Le temps joue contre les candidats contestataires. À quelques heures de l’expiration du délai légal, la Cour constitutionnelle s’apprête à clore la période de réception des recours liés à l’élection présidentielle du 28 décembre, dans un climat politique marqué à la fois par des déclarations de rejet et un silence procédural lourd de conséquences. À ce stade, aucune saisine officielle n’a été enregistrée, malgré la proclamation des résultats provisoires par la Direction générale des élections (DGE).
Selon ces chiffres rendus publics, le président sortant Mamadi Doumbouya, candidat du mouvement GMD, est donné largement vainqueur avec 86,72 % des suffrages exprimés. Un score écrasant qui ne laisse que des miettes à ses adversaires. Sur les huit candidats en lice, seuls deux ont publiquement remis en cause ces résultats. Abdoulaye Yéro Baldé, candidat de la Frondeg, classé deuxième avec 6,51 %, et Dr Faya Lansana Millimono du Bloc libéral (BL), crédité de 2,04 %, ont tous deux exprimé leur rejet des chiffres annoncés.
Cependant, au-delà des déclarations médiatiques et politiques, aucun acte juridique formel n’a suivi. Ni Abdoulaye Yéro Baldé ni Dr Faya Millimono n’avaient, jusqu’à la mise en ligne de cet article, saisi officiellement la Cour constitutionnelle. Une situation qui interpelle, au regard des enjeux institutionnels et des délais stricts imposés par la loi fondamentale.
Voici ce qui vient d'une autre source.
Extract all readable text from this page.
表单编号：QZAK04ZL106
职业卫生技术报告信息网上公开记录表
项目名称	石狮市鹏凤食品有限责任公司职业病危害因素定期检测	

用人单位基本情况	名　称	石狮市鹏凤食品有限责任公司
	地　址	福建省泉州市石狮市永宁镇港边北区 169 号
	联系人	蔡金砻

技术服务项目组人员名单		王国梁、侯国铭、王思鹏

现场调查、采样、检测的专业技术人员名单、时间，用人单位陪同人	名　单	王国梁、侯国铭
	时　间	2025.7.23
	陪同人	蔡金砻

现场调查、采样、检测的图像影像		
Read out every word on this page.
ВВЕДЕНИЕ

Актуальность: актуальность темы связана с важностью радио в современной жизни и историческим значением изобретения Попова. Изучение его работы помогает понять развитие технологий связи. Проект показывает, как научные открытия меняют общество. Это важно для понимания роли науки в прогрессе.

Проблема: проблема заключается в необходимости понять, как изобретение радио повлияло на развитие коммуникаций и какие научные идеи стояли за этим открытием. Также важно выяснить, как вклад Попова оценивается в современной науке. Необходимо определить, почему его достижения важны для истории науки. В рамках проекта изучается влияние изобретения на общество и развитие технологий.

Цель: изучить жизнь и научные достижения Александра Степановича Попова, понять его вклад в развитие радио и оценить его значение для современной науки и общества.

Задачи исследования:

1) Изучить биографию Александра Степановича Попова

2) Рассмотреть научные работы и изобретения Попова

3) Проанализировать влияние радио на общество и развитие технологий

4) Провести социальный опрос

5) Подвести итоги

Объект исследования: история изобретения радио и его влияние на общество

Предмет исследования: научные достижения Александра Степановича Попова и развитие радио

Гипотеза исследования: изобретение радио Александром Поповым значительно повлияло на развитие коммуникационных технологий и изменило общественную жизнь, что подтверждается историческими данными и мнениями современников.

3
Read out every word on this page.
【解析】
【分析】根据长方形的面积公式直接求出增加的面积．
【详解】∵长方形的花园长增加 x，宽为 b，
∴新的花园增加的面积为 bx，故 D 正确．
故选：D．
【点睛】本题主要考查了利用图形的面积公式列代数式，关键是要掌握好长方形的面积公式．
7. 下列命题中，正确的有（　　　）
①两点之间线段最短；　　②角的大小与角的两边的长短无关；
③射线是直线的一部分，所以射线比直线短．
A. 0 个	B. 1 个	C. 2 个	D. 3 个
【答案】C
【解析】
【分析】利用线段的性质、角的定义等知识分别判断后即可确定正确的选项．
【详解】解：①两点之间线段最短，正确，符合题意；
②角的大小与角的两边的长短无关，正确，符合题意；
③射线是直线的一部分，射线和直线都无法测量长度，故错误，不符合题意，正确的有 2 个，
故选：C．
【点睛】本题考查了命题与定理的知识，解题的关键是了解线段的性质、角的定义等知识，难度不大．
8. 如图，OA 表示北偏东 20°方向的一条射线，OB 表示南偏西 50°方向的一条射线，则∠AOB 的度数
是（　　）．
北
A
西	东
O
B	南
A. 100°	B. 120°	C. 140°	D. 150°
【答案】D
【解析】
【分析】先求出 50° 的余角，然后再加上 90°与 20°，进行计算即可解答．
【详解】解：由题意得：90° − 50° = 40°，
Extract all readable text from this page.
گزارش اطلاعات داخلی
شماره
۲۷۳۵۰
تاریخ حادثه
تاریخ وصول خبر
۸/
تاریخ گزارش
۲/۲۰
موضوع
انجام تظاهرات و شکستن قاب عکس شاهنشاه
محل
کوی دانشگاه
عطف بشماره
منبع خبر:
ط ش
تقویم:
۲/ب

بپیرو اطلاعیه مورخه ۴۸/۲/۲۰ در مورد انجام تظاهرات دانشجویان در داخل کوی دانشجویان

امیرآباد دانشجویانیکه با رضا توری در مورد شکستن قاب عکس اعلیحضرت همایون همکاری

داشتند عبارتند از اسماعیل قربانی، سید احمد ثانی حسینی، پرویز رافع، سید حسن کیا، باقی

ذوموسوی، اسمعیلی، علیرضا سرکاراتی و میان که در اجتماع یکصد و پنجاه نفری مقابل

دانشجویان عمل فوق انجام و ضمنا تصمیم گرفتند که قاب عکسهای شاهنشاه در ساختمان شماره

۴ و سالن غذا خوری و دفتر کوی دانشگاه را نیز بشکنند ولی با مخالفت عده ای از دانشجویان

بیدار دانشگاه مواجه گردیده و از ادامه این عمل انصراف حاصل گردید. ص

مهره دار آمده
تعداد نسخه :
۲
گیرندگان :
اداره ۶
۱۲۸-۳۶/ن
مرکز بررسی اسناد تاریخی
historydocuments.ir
La Constitution guinéenne est pourtant claire et ne laisse place à aucune interprétation. Son article 57 stipule que si aucune contestation relative à la régularité des opérations électorales n’est déposée par un candidat dans les 72 heures suivant la publication de la première totalisation globale des résultats par l’organe technique indépendant chargé des élections, la Cour constitutionnelle proclame élu Président de la République le candidat ayant obtenu le plus grand nombre de voix. Autrement dit, le silence vaut acceptation, du point de vue juridique.
Passé ce vendredi à 23 h 59, toute requête deviendra irrecevable. Le droit électoral ne reconnaît ni prolongation ni exception à ce délai. Dans ces conditions, l’absence de recours formel pourrait mécaniquement conduire la Cour constitutionnelle à valider les résultats provisoires et à proclamer Mamadi Doumbouya président élu, sans autre forme de procès.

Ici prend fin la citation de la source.